ASSOMBRAÇÃO DA MULA

Nas noites de lua-cheia é que a Mula-Sem-Cabeça vinha assombrar a fazenda com suas chamas saindo do pescoço.

Naquela noite não seria diferente. Saiu do meio da mata pronta para causar medo nos peões. Passaria bem perto das janelas e com um relincho faria pensarem que se tratava de algum cavalo que fugira dos estábulos e quando vissem todo o seu fogaréu, sairia contente por ter feito bem o seu trabalho de assombração ao ver que os homens corriam desesperados sem saber para onde ir.

Pois bem, se aproximou da primeira janela. A noite era boa porque fazia calor e os peões dormiam com a janela aberta e não seria tão difícil de assustá-los. Deu uma espiadinha e soltou o seu relincho o mais alto que podia. Não deu outra; vendo aquele fogo todo no lugar da cabeça da Mula, não teve homem que não desmaiasse ou saísse correndo em disparada pelo meio do pasto. E era assim que a Mula gostava.
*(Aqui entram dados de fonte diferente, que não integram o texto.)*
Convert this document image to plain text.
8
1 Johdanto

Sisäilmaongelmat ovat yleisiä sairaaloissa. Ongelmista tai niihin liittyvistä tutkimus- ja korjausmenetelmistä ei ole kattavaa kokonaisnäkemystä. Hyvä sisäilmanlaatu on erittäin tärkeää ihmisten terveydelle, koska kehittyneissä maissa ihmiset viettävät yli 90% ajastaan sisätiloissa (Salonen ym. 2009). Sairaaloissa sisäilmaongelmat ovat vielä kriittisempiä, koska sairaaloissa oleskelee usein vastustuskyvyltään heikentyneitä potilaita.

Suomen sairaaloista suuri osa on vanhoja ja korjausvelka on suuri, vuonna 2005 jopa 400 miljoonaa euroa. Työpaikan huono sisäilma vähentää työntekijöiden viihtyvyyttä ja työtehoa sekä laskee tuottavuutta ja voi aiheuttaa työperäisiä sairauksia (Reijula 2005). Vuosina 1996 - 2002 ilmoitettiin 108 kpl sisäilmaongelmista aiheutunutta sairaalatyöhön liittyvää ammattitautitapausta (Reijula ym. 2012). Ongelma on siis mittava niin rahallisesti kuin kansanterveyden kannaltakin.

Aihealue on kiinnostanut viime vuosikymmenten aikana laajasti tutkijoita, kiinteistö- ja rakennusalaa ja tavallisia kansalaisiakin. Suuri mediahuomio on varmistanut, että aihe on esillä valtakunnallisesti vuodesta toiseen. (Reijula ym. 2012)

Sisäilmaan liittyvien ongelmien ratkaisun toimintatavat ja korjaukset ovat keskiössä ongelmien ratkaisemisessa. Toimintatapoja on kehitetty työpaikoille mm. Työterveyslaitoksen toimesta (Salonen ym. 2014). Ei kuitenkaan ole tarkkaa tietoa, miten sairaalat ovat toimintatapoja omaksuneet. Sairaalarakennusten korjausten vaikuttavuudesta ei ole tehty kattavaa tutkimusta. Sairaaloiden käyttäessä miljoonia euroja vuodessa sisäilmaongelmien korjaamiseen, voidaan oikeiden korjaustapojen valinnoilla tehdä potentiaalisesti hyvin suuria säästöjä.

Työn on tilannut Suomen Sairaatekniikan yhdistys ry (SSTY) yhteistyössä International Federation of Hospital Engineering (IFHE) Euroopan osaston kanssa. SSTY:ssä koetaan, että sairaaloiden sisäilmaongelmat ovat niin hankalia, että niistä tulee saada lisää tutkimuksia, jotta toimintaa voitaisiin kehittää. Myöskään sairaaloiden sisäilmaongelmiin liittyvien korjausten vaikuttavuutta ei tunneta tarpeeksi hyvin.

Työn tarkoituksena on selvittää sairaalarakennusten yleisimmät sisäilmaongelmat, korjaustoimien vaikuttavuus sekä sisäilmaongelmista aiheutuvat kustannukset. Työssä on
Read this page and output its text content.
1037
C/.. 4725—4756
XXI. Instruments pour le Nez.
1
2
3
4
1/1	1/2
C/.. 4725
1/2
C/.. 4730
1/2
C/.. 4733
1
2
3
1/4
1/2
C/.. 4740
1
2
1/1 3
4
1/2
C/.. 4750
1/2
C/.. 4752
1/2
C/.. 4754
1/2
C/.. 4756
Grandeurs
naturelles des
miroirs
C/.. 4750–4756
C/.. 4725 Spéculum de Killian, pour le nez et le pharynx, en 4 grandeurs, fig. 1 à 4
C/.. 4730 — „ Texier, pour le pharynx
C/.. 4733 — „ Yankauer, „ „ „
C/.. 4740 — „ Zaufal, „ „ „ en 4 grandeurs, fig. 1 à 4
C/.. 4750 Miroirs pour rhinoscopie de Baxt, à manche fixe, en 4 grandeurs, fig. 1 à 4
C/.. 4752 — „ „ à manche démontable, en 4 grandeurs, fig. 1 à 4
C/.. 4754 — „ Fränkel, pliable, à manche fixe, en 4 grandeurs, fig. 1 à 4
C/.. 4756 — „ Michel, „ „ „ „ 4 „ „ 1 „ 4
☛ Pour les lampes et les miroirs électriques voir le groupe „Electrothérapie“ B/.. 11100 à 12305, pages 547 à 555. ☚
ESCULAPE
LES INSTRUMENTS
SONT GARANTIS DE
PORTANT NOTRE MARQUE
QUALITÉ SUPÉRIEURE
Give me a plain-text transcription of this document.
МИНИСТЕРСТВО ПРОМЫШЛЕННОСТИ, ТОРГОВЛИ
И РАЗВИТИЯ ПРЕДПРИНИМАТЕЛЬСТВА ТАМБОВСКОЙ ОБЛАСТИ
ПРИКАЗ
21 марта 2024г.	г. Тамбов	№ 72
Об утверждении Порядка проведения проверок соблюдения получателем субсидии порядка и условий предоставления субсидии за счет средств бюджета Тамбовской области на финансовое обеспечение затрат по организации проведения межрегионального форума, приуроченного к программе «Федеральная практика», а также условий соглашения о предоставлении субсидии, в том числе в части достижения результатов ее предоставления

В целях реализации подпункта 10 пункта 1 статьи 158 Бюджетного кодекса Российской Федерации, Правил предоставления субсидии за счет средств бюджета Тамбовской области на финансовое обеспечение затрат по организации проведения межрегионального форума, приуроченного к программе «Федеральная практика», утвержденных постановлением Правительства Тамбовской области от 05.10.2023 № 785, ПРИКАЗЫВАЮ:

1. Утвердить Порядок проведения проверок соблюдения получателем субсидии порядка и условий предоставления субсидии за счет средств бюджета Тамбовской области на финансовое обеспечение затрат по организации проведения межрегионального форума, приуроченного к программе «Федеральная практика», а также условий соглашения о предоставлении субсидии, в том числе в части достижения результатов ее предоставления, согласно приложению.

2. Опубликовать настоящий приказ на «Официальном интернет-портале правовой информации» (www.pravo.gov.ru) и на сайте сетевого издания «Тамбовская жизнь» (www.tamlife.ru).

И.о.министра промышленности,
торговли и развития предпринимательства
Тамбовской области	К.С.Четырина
Quando corriam pelo pasto, ela corria atrás, assustava mesmo, que esse era o seu trabalho.

Quando voltava toda feliz com a missão cumprida, foi que ela se deparou com os outros animais reunidos lá na frente. Era estranho que não saíssem correndo. De fato, até os animais temiam a Mula-Sem-Cabeça.

Aproximou-se devagar. Quem sabe eles ainda não tivessem percebido que a Mula estava ali e por isso não correram.

— Boa noite!— disse ela num tom bem fantasmagórico. Mas ninguém deu a mínima para a Mula.

Ignorada daquele jeito, ela queria saber o que era mais interessante que uma assombração.

De repente, percebendo que a Mula se aproximava, alguém disse sem medo algum:

— Chegue mais perto!

Quando a Mula se aproximou todos exclamaram: “Ohhhh!”.

A Mula ficou contente, afinal — até que enfim —, haviam percebido que ela estava ali.

No entanto, o “Ohhhh!” não havia sido para a Mula. Com a luz produzida pelo fogo que saía de seu pescoço, todas as vacas e os cavalos da fazenda podiam ver melhor as ferraduras e o pelo branco da égua recém chegada.

Como toda a novidade, aquela égua atraía toda a atenção para si.

— Grande coisa!— disse a Mula, mal conseguindo esconder uma pontinha de inveja.

Mas não era para ter falado alto; era apenas um pensamento e não deveria ter sido ouvido. Mas foi.

Todos os animais ouviram e a égua também ouviu. A égua que gostava de ser o centro das atenções não gostou do comentário, mas disfarçou. Disfarçou tão bem que foi até mais simpática ao falar com a Mula:

— Ora Dona Mula, não vamos ser inimigas! Chegue mais perto!

A Mula que não queria parecer invejosa se aproximou da égua.

Quanto mais perto chegava, mais os outros animais exclamavam com o brilho do pelo e das ferraduras novinhas.

A égua ergueu as patas bem altas para que todos pudessem admirar ainda mais aquelas belezuras que causavam tanta inveja na Mula.

Pobre da Mula, seu maior sonho era ser como aquela égua. Daquele jeitinho, com o pelo bem tratado e com ferraduras novas protegendo seu casco. Mas sua realidade era outra. Sua vida era amaldiçoar as fazendas e sumir com o fim da noite.

A égua sabia que a Mula a invejava e por isso, quando ela chegou bem perto para olhar as ferraduras, de maldade, baixou as patas com toda a força fazendo com que o coxo de água viesse todo pra cima da Mula.

Para a pobre da Mula não restava outra coisa senão sair correndo sob aqueles risos todos e, se não bastasse a vergonha, ainda fugia com as suas chamas apagadas; no lugar do pescoço apenas aquela fumaça que não servia para assustar ninguém.

Naquela mesma noite, ao ouvir aquele choro equino no meio da mata, o Saci veio consolar a Mula:

— Diga o que aconteceu, Dona Mula. Não vai me dizer que só agora é que percebeu que não tem cabeça e por isso tá chorando!?

— Não é nada disso, Saci!

E a Mula contou toda a história para o amigo. E o Saci prontamente se ofereceu para ajudar.

Rapidamente pegando o seu cachimbo, o Saci, com uma baforada, devolveu o fogo à Mula-Sem-Cabeça.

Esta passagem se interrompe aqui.